All is not lost, however, and researchers have identified certain cues that could indicate a video is a deep fake – with jerky movements and lack of blinking being tell-tale signs. It is true that such details can be missed by viewers, but one would hope that as these videos permeate our lives more and more, the populace will wise-up to what is and is not real (just as there are many more people today than in the past who can identify a photoshopped image for example). It is also true that by increasing the saturation of a video of a person, it is possible to detect the subject’s pulse from the almost invisible change in facial skin. In the case of deep fakes, this is not the case, and the truth is shown.
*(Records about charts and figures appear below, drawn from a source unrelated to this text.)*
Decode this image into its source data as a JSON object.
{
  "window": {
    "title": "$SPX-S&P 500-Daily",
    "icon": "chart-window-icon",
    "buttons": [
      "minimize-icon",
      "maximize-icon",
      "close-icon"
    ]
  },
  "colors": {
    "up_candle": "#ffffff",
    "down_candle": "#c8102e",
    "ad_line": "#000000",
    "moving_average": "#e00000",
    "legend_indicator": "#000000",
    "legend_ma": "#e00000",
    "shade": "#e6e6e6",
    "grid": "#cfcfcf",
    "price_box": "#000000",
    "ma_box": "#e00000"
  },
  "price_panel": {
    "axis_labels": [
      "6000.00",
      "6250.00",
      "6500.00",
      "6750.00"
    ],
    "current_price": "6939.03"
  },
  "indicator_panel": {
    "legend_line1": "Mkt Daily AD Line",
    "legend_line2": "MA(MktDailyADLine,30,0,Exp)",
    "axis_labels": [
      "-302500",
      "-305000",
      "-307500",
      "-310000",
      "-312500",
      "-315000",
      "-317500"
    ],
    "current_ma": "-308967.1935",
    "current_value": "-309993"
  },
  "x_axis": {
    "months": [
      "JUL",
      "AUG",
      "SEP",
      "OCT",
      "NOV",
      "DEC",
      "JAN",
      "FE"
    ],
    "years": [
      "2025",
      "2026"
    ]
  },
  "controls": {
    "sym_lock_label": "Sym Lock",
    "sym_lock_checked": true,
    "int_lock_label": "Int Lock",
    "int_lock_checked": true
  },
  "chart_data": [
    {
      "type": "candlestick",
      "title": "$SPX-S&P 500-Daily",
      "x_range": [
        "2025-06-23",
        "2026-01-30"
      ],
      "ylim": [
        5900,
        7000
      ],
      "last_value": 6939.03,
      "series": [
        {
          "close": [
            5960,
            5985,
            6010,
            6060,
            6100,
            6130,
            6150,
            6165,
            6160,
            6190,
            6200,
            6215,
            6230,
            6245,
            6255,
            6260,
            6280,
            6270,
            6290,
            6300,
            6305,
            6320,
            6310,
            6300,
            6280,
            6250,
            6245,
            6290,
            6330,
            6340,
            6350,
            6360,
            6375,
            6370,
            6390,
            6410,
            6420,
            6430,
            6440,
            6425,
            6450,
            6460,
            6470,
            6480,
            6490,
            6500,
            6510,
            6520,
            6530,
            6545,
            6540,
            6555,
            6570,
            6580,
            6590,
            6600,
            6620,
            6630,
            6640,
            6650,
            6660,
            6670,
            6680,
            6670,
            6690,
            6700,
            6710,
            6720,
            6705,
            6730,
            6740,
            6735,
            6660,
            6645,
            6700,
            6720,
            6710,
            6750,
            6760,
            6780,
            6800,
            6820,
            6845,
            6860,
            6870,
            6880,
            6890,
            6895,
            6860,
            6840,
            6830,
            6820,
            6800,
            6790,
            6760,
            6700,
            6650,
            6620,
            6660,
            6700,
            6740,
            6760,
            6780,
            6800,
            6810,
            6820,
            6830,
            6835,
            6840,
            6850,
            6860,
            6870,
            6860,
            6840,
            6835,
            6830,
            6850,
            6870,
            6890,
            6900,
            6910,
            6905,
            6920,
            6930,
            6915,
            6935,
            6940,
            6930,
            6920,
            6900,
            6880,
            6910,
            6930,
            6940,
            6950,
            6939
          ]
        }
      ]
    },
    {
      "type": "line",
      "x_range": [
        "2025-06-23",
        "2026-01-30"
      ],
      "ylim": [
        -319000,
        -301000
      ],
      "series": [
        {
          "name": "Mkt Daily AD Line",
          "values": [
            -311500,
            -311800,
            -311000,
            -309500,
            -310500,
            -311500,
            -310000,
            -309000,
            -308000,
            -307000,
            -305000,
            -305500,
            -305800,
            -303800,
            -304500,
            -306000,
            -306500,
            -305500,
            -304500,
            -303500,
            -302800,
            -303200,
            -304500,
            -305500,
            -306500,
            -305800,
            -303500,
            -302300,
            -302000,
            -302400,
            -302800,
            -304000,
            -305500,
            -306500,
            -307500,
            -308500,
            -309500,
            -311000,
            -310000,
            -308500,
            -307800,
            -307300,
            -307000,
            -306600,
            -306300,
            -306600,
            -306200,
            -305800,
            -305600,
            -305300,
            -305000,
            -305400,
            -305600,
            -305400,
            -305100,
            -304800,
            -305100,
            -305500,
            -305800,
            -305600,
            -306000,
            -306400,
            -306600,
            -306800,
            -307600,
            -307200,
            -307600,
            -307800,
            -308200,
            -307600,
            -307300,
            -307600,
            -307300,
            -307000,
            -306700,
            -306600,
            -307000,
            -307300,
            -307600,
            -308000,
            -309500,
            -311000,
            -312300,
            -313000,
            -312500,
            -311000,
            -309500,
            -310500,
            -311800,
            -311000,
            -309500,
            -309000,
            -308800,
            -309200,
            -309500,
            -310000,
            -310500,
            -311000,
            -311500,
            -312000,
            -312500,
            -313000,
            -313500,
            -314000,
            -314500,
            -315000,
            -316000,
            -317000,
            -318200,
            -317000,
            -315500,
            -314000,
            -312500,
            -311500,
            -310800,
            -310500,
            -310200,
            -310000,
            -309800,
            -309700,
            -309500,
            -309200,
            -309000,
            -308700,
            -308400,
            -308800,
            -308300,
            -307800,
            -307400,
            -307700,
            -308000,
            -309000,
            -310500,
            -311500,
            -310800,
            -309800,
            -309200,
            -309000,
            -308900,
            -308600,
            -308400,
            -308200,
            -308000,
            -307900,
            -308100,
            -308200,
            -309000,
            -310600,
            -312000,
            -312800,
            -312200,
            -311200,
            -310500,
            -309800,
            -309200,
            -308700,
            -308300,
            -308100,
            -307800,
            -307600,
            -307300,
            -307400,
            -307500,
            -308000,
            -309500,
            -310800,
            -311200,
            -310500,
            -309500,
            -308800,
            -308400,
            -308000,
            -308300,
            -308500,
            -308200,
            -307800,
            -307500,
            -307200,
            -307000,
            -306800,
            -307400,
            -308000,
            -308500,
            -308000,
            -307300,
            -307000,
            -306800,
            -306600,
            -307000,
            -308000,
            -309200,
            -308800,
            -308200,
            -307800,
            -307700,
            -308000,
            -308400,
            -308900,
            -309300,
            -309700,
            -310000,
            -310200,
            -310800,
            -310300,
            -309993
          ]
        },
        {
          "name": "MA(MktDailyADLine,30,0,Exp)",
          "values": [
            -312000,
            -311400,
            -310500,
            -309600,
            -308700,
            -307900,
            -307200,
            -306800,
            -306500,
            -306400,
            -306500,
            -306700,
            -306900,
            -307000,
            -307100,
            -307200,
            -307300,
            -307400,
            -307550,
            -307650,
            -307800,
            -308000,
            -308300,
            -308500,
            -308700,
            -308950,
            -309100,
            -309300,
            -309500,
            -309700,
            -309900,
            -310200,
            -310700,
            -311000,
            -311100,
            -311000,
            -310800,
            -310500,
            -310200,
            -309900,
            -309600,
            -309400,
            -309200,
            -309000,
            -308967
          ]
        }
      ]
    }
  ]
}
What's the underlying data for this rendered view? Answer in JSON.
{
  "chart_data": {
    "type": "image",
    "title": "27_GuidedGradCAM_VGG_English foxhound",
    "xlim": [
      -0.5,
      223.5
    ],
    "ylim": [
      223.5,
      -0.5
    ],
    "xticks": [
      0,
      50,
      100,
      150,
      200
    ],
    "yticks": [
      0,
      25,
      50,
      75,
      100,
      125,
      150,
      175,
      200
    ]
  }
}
There is, of course, two sides to every technological coin. And with deep fakes, this is no different. There are of course some positive applications to this technology. One example is the Scottish firm CereProc, who creates digital voices for people who lose their own through disease. Vocal cloning can also serve an educational purpose by recreating the sound of historical figures, just as North Carolina State University did when they synthesized one of Martin Luther King Jr.’s unrecorded speeches.

For now anyway, the cons far outweigh the pros, and, unfortunately, the fact remains that the type of machine learning that produces deep fakes is difficult to reverse and thus detect. For now, all that individuals on the ground can hope for in countering this technology would be to remain vigilant. Moving forward, it would be wise to update that age-old maxim: don’t believe everything you read. Instead, welcome to a world that is home to a new saying: don’t believe everything you see.